MUSE IN THE HARBOR RESTAURANT AND LOUNGE
Sag Harbor (631) 899-4810
Innovation, imagination and creativity are the words that best describe Matthew Guiffrida’s new Muse in the Harbor Restaurant and Lounge in Sag Harbor. Conversely the three words that don’t do justice to his East End enterprise are predictable, standard and ordinary. Every dish on his menu reflects not only his culinary unorthodoxy, but also his whimsical sense of humor. Instead of listing himself as the chef and owner, he proclaims his restaurant “A Chef Matthew Guiffrida Production.” His tuna trio is called “Ménage À Trois,” and then there are “Not Ya Mama’s Meatballs,” the “Soup of the Moment,” “Are You Ready For Smore” and “The Three Little Pigs.” All of which would be cutesy instead of funny if the dishes fell flat. But they don’t.
Aside from a colossal, straightforward, blackened rib eye steak special ($30) with caramelized onions, every dish boasts one or more interesting spins and surprises. A commendable, diverse fall apple salad ($14) contains much more than apples and includes crisp smoked salmon “bacon” and blood orange marmalade Caesar on crispy cheese bread pudding. Boneless short ribs ($28) arrive atop pumpkin gorgonzola polenta with sherry-spiked vegetable demi glace. And while linguini carbonara ($30) routinely comes laced with plenty of pancetta, the one served at Muse also contains jumbo shrimp, P.E.I. mussels and bay scallops.
Diners who enjoy more than one major player on each plate will find a number of diverse options here. Among them is one entrée, The Three Little Pigs—pork three ways—and two starters, including that tuna Ménage À Trois—a fish trio—and the Not Ya Mama’s Meatballs—four mixed-nationality golf ball-sized morsels ($12).

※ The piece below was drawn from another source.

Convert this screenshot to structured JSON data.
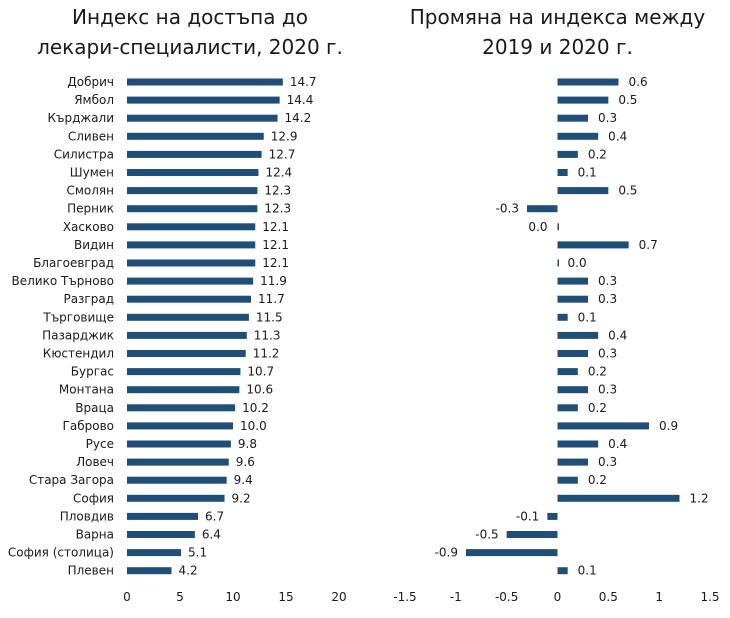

A recent dinner began with a warm, wonderful roll accompanied by butter, olive oil and sun dried tomato. Unfortunately we never received a second or were asked if we wanted one. Aside from that exemplary fall apple salad (it held smoked Gouda, Craisins and sunflower seeds as well as the ingredients mentioned earlier), the BLT chopped salad ($13) was actually a deconstructed wedge salad with all the same ingredients—tomatoes, smoked bacon, grilled peppered croutons, iceberg lettuce and Marsala gorgonzola vinaigrette. That was followed by the three tuna preparations: Tartar, blackened lollypop and seasoned carpaccio. There was less variety among the four meatballs (Asian, Italian, Swedish and Thanksgiving with cranberries and onion compote), but they provided no less taste.
Speaking of cranberries, they were also folded into a tasty duck confit that accompanied the equally tasty Wasabi au poivre Long Island duck ($32). The three piggy picks were superb—two thick slices of homemade bacon, pulled pork and teriyaki on an undistinguished Johnny cake and braised pork belly—yes! A pan seared Atlantic salmon ($29) tasted as though it had been cooked just minutes before.
It would be a mistake to pass up Muse’s excellent desserts. The warm zepole in a bag, the double fudge lava cake, the rich cheesecake and especially that airy smore with its dense dark chocolate mousse were all understandably devoured.
Muse, with its mammoth 4- by 8-foot saltwater aquarium, French doors, globe lighting, outdoor deck, faux pressed ceiling, tile walls and appropriately restrained live music (on the Sunday night we visited), is a mellow milieu that nicely captures the Hamptons vibe.